Today, he says, farmland has become so precious that it would be harder to give up, though that outcome would perhaps no less inevitable. “It’s going so fast, there won’t be any left,” he says.
Of course, there have been other dramatic changes in agriculture more in Sickles’ lifetime than in the centuries lived by his ancestors. “When I was a kid, you had asparagus from the fifteenth of April to the fifteenth of June, and you never saw it again,” he says. Now, it’s year-round, flown in from overseas though to him it doesn’t taste as good. “But Bob’s market couldn’t operate if it didn’t have everything to sell,” the elder Sickles says. “If you don’t have, people want to know why you don’t have it.”
But there are still vestiges of the old times.
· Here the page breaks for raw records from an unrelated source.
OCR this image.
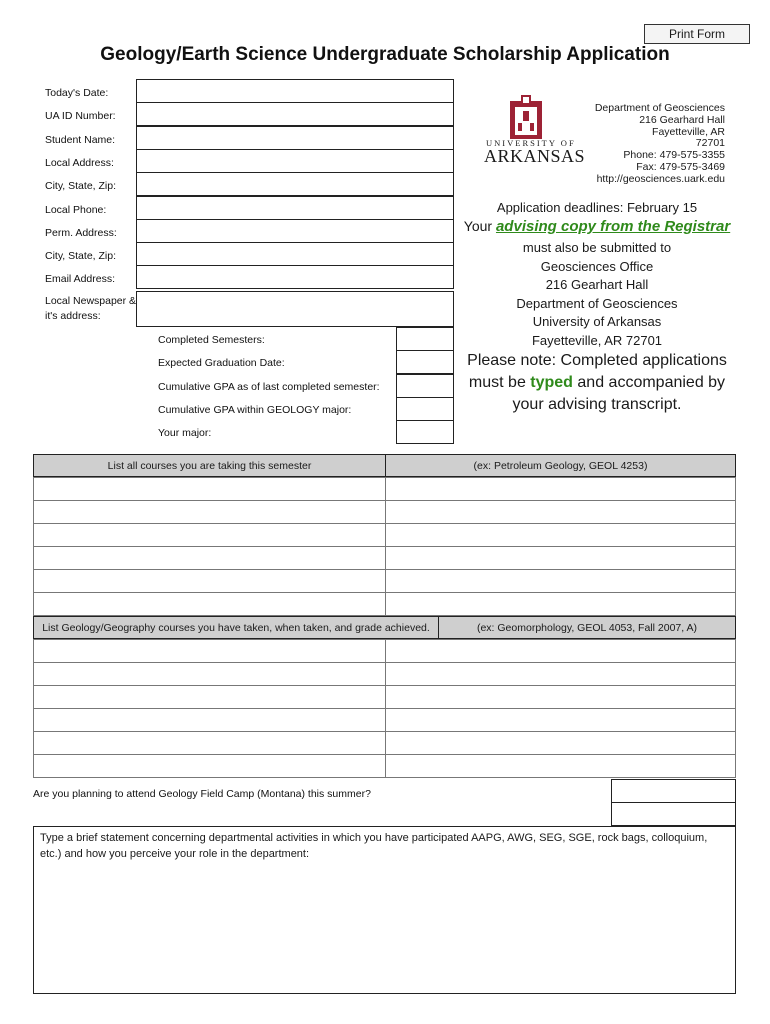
Print Form
Geology/Earth Science Undergraduate Scholarship Application
Today's Date:
UA ID Number:
Student Name:
Local Address:
City, State, Zip:
Local Phone:
Perm. Address:
City, State, Zip:
Email Address:
Local Newspaper &
it's address:
Completed Semesters:
Expected Graduation Date:
Cumulative GPA as of last completed semester:
Cumulative GPA within GEOLOGY major:
Your major:
UNIVERSITY OF
ARKANSAS
Department of Geosciences
216 Gearhard Hall
Fayetteville, AR
72701
Phone: 479-575-3355
Fax: 479-575-3469
http://geosciences.uark.edu
Application deadlines: February 15
Your advising copy from the Registrar
must also be submitted to
Geosciences Office
216 Gearhart Hall
Department of Geosciences
University of Arkansas
Fayetteville, AR 72701
Please note: Completed applications
must be typed and accompanied by
your advising transcript.
List all courses you are taking this semester	(ex: Petroleum Geology, GEOL 4253)
List Geology/Geography courses you have taken, when taken, and grade achieved.	(ex: Geomorphology, GEOL 4053, Fall 2007, A)
Are you planning to attend Geology Field Camp (Montana) this summer?
Type a brief statement concerning departmental activities in which you have participated AAPG, AWG, SEG, SGE, rock bags, colloquium, etc.) and how you perceive your role in the department:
The homestead stlll features a red barn, which came from Sears, Roebuck and Company and cost $700, and it still has its original galvanized steel roof. The John Deere still runs and is used frequently. The house Sickles built in 1957 next to his father’s house, right smack in the middle of an asparagus field is still the place he and Adelaide call home. And he’s still the farmer, growing blackberries, raspberries and tomatoes, though the spread is down to three acres here.
“I love to see things grow that’s my passion,” he says.
“It’s like walking into a greenhouse at night. You know, in the daytime, all leaves are down. But at night is when they grow, so they stick up like this,” he says, holding his hands up like rabbit ears. “So when you go into a greenhouse, and I always check the furnaces at night, all these plants, no matter whether they’re tomatoes or peppers everything they stick up. And that’s… that’s my thing. When you plant something and it grows, and it produces what it’s supposed to, it really gives you a lift.”